We are trying to use the QRS detector (command `sqrs'). We wil apply it to the file `100.dat'. We begin by exploring the contents of the directory:
-->unix_g('ls')
ans =
!100.atr !
! !
!100.dat !
! !
!100.hea !
! !
!100s.atr !
! !
!100s.dat !
! !
!100s.hea !
Then we type
-->unix ('sqrs -r 100')
ans =
0.
A warning in the terminal where Scilab was initiated indicates that we could consider re-sampling at 250 Hz and a new file called `100.qrs' appears
-->unix_g('ls')
ans =
!100.atr !
! !
!100.dat !
! !
!100.hea !
! !
!100.qrs !
! !
!100s.atr !
! !
!100s.dat !
! !
!100s.hea !
Now we are going to see the content of `100.qrs'. It is an annotation file and can be seen with `rdann'
-->unix_x('rdann -r 100 -a qrs')
0:00.194 70 N 0 0 0
0:01.005 362 N 0 0 0
0:01.822 656 N 0 0 0
0:02.608 939 N 0 0 0
0:03.400 1224 N 0 0 0
0:04.188 1508 N 0 0 0...
We would like to compare the result with `100.atr'. We have a function to compare both files
-->unix_x('bxb -r 100 -a atr qrs')
We get
Beat-by-beat comparison results for record 100
Reference annotator: atr
Test annotator: qrs
Algorithm
n v f q o x
_______________________________
N | 1900 0 0 0 1 0
V | 1 0 0 0 0 0
F | 0 0 0 0 0 0
Q | 0 0 0 0 0 0
O | 0 0 0 0
X | 0 0 0 0
QRS sensitivity: 99.95% (1901/1902)
QRS positive predictivity: 100.00% (1901/1901)
VEB sensitivity: 0.00% (0/1)
VEB positive predictivity: - (0/0)
VEB false positive rate: 0.000% (0/1900)
Beats missed in shutdown: 0.00% (0/1902)
N missed in shutdown: 0.00% (0/1901)
V missed in shutdown: 0.00% (0/1)
F missed in shutdown: - (0/0)
Total shutdown time: 0 seconds
Finally we are going to encode a signal in MIT format.
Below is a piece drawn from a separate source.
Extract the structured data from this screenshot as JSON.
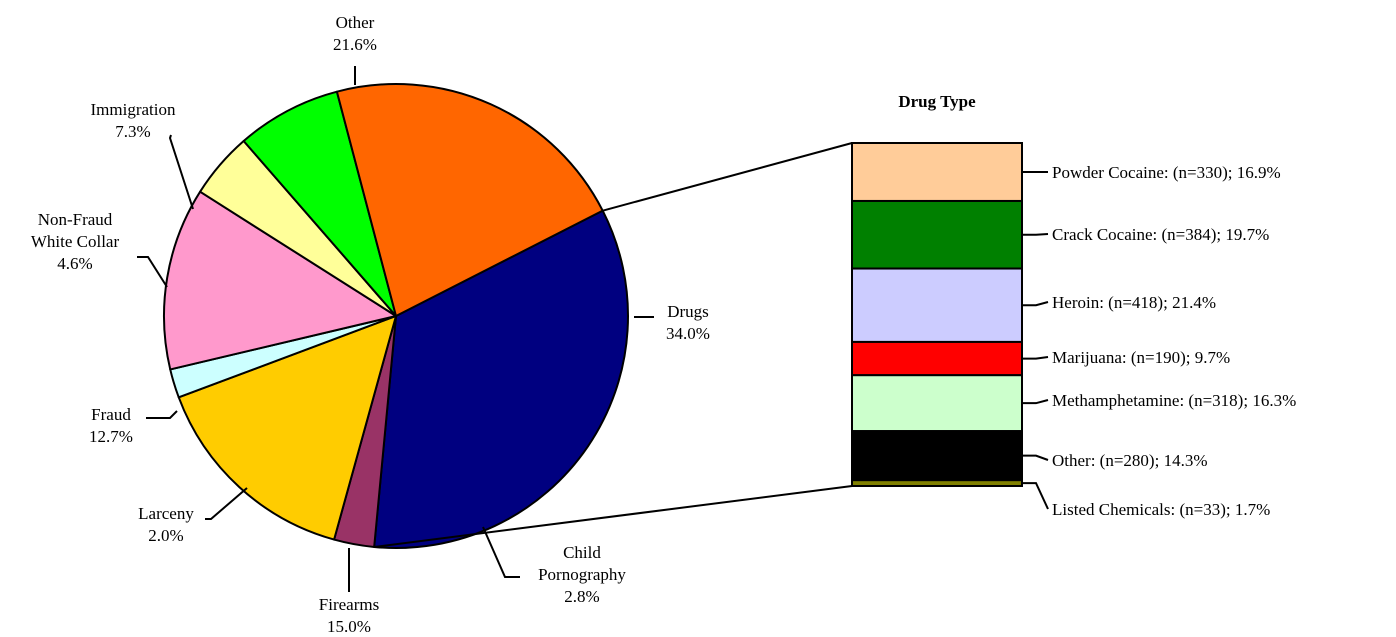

Instead of storing real signals, we will store three columns of random values in the range -5000 to 5000. We store the data as if they would have been sampled at 100 Hz
-->rand('seed',0)
-->x = rand(10,3)*10000 - 5000
x =
! - 2886.7513 608.48606 - 1923.9093 !
! 2560.4385 1623.5694 4329.6162 !
! - 4997.7887 2263.5068 - 2853.9921 !
! - 1696.7291 - 3014.8562 - 1873.58 !
! 1653.811 442.57316 - 1383.639 !
! 1283.9179 - 2679.2521 - 2077.7334 !
! 3497.4524 - 2687.7628 664.24882 !
! 1857.3102 - 2835.3674 - 173.52803 !
! 3782.1648 3833.8878 - 1678.2811 !
! - 4316.2596 1525.1349 935.0947 !
-->fprintfMat('dummy',x)
-->unix('cat dummy| wrsamp -o test -F 100 0 1 2')
ans =
0.
Now we are going to see the result
-->unix_x('rdsamp -r test')
-->rand('seed',0)
-->fprintfMat('dummy',x)
-->unix('cat dummy| wrsamp -o test -F 100 0 1 2')
ans =
0.
-->unix_x('rdsamp -r test')
And the result is
0 -2886 608 -1923
1 2560 1623 4329
2 -4997 2263 -2853
3 -1696 -3014 -1873
4 1653 442 -1383
5 1283 -2679 -2077
6 3497 -2687 664
7 1857 -2835 -173
8 3782 3833 -1678
9 -4316 1525 935
If we see the header
-->unix_x('cat test.header')
then, the result is:
test 3 100 10 test.dat 16 200 12 0 -2886 737 0 column 0 test.dat 16 200 12 0 608 -921 0 column 1 test.dat 16 200 12 0 -1923 -6032 0 column 2We have closed the circle. We can send data from Scilab to WFDB or from WFDB to Scilab. So we can choose the tool more adapted to our work. These chapters are only a little introduction to the properties of WFDB and they are centered in the connection with Scilab. But WFDB has many more functions that are worth to explore.